Electronic Theses and Dissertations

Author

Yuexin Wu

Date

2023

Document Type

Thesis

Degree Name

Master of Science

Department

Computer Science

Committee Chair

Xiaolei Wang

Committee Member

Xiaofei XZ Zhang

Committee Member

Deepak DV Venugopal

Abstract

This research addresses the challenges of class imbalance in unsupervised domain adaptation (UDA) and rating prediction in recommender systems. In the context of UDA, the class imbalance between source and target domains presents a significant hurdle for existing models, which tend to focus on domain-invariant representations and class-balanced data. We introduce an unsupervised reinforcement adaptation model (URAM), leveraging reinforcement learning to jointly consider feature variants and imbalanced labels across domains.

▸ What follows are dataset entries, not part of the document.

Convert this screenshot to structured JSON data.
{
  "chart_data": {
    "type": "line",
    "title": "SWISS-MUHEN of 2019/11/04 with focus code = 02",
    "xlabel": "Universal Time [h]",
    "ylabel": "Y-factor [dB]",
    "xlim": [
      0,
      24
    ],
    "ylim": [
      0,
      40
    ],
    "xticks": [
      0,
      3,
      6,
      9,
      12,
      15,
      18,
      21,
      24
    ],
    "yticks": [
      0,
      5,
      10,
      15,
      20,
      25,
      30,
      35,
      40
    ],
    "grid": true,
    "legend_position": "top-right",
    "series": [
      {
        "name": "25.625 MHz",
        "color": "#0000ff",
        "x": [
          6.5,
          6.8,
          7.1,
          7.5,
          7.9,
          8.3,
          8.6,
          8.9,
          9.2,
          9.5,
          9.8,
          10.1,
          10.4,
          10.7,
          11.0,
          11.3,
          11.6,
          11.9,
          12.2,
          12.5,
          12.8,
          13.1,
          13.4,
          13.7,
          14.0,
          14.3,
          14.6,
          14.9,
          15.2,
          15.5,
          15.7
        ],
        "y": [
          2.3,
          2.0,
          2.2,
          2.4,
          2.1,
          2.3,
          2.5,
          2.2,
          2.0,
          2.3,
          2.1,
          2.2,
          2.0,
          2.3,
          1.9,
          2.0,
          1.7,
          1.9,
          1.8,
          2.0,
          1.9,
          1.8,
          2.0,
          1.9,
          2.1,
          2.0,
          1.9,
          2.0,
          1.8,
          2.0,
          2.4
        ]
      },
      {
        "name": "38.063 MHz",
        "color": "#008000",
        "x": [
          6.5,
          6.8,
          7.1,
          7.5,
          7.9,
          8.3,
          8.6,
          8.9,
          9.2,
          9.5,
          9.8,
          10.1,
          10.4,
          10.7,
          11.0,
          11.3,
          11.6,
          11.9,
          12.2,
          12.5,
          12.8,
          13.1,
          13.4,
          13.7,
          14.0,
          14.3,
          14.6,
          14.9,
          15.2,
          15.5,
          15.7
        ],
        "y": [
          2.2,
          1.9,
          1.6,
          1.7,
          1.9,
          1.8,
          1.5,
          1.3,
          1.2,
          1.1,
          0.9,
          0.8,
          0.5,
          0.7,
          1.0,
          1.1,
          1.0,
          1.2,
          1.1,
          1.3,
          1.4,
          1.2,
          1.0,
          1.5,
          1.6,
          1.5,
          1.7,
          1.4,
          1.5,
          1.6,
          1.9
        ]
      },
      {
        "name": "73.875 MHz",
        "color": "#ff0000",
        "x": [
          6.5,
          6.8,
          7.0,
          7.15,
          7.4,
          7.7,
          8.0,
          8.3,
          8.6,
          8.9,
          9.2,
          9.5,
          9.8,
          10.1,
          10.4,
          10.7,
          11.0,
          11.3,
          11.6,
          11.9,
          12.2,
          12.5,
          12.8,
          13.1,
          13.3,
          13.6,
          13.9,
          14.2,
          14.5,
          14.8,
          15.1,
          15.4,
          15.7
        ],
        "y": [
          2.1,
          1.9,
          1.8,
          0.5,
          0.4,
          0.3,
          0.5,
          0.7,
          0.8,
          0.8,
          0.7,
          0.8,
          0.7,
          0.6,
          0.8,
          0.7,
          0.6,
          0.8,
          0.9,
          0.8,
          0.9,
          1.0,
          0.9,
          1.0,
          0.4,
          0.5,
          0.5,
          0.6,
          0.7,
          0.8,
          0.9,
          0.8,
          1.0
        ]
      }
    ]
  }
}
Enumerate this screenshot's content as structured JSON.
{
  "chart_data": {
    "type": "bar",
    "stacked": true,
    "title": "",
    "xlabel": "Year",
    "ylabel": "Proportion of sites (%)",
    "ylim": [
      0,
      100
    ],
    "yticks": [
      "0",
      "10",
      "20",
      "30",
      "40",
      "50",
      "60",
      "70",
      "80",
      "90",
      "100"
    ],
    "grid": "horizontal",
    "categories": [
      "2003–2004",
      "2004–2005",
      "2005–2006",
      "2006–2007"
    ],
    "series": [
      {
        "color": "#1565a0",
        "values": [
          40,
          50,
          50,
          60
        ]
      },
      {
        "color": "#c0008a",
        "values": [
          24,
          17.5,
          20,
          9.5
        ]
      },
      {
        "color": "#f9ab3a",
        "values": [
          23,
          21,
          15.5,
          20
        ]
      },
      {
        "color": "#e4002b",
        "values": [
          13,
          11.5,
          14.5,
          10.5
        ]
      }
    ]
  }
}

In recommender systems, the issue of rating imbalance naturally arises, leading to biased predictions and suboptimal performance for tail ratings. Existing rating prediction approaches often rely on weighted cross-entropy and assume a balanced, normal distribution for ratings. In contrast, we present the Gumbel-based Variational Network (GVN) framework, which augments feature representations with Gumbel distributions to address rating imbalance. GVN incorporates a Gumbel-based variational encoder, a multi-scale convolutional fusion network, and a skip connection module for personalized rating predictions. We experiment with the text classification task on URAM and the rating prediction task on GVN to verify their effectiveness in imbalance learning. Experiments on text classification prove that UDA can effectively learn robust domain-invariant representations and successfully adapt text classifiers on imbalanced classes over domains. We evaluate errors- and ranking-based metrics on rating prediction task with GVN. The results prove that the GVN can effectively achieve state-of-the-art performance across the datasets and reduce the biased predictions of tail ratings. We compare with various distributions (e.g., normal and Poisson) and demonstrate the effectiveness of Gumbel-based methods on class-imbalance modeling.

Comments

Data is provided by the student

Library Comment

Dissertation or thesis originally submitted to ProQuest.